The data for this tutorial comes from https://irida.corefacility.ca/downloads/data/irida-sample-data.zip. It is assumed the sequence files in
miseq-run-assembly-small/ have been uploaded into appropriate samples as described in the Web Upload Tutorial. Before starting this tutorial you should have a project with samples that appear as:
Adding Samples to the Cart
Before a pipeline can be run a set of samples and sequence read data must be selected and added to the cart. For this tutorial please select all three samples and click the Add to Cart button.
Once the samples have been added to the cart, the samples can be reviewed by clicking on the Cart button at the top.
Selecting a Pipeline
Once inside the cart, the Select a Pipeline button can be used to select a pipeline to run on the selected samples.
From the Select a Pipeline view a number of different pipelines are available.
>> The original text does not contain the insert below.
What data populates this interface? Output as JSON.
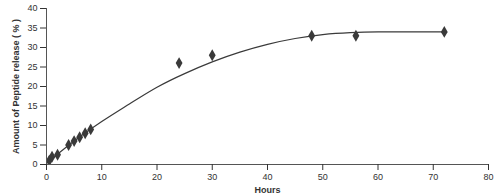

There are two different types of assembly pipelines available:
- Assembly and Annotation Pipeline: This is used for assembling and annotating a single genome.
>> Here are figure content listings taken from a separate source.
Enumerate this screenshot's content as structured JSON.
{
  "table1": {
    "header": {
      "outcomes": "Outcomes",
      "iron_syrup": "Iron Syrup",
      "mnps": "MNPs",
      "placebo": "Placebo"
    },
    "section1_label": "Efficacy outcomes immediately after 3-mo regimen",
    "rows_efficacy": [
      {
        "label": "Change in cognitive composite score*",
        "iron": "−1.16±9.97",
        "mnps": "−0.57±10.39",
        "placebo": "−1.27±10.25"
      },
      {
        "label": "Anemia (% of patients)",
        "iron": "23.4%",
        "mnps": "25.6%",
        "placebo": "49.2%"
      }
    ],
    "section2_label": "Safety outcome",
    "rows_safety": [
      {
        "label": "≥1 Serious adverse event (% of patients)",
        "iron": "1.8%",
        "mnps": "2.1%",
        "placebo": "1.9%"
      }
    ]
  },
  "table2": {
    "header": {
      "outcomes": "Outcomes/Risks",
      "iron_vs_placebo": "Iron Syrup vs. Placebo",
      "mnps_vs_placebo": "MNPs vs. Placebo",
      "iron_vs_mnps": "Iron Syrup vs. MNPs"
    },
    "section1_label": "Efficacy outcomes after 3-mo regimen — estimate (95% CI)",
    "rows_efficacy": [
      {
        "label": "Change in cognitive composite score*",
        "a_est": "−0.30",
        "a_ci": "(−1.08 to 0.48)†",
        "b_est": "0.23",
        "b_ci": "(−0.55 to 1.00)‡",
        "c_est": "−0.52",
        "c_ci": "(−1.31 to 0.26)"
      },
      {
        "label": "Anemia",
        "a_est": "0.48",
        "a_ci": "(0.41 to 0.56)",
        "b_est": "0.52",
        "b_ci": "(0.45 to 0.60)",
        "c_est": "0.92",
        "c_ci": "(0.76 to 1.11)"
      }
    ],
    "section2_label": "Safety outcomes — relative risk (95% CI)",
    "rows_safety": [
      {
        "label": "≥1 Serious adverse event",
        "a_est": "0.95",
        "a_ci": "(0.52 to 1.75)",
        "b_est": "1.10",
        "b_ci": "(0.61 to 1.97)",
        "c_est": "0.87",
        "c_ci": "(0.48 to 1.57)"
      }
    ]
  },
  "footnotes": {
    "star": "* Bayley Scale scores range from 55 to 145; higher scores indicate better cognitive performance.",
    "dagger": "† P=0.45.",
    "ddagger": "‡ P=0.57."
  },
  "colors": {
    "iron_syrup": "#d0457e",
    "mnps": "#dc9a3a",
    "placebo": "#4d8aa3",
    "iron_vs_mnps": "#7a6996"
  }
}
- Assembly and Annotation Collection Pipeline: This is used for assembling and annotating a collection of genomes and compiling the results into a single downloadable package.
For this tutorial, we will select the Assembly and Annotation Collection Pipeline.
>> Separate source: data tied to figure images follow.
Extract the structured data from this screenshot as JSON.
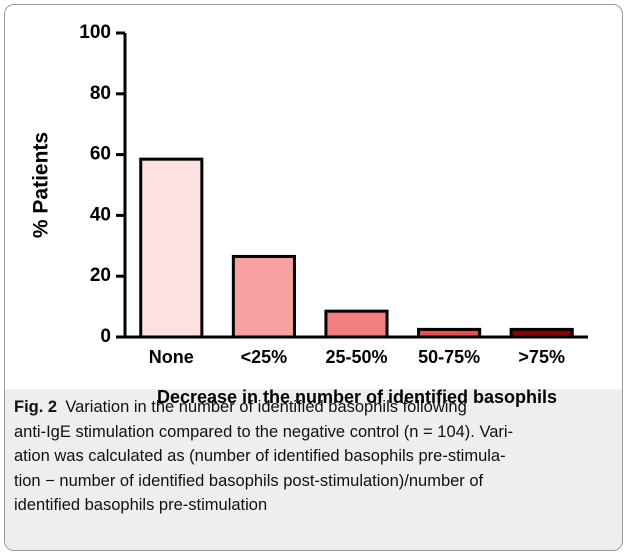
{
  "chart_data": {
    "type": "bar",
    "y_label": "% Patients",
    "x_label": "Decrease in the number of identified basophils",
    "categories": [
      "None",
      "<25%",
      "25-50%",
      "50-75%",
      ">75%"
    ],
    "values": [
      58.5,
      26.5,
      8.5,
      2.5,
      2.5
    ],
    "colors": [
      "#fde0e1",
      "#f7a1a1",
      "#f27e7e",
      "#e84f4f",
      "#8b0000"
    ],
    "ylim": [
      0,
      100
    ],
    "yticks": [
      0,
      20,
      40,
      60,
      80,
      100
    ],
    "grid": false
  },
  "figure_caption": {
    "label": "Fig. 2",
    "lines": [
      "Variation in the number of identified basophils following",
      "anti-IgE stimulation compared to the negative control (n = 104). Vari-",
      "ation was calculated as (number of identified basophils pre-stimula-",
      "tion − number of identified basophils post-stimulation)/number of",
      "identified basophils pre-stimulation"
    ]
  }
}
Once the pipeline is selected, the next page provides an overview of all the input files, as well as the option to modify parameters.
We will use the default parameters. Please select the Ready to Launch? button to continue.
Once the button is selected you should see a screen showing that your pipeline has been launched.
Monitoring Pipeline Status
To monitor the status of the launched pipeline, please select the Analysis > Your Analyses menu.
The will bring you to a page where you can monitor the status of each launched workflow.
Clicking the pipeline name AssemblyAnnotationCollection_… will bring you to a page for that analysis pipeline.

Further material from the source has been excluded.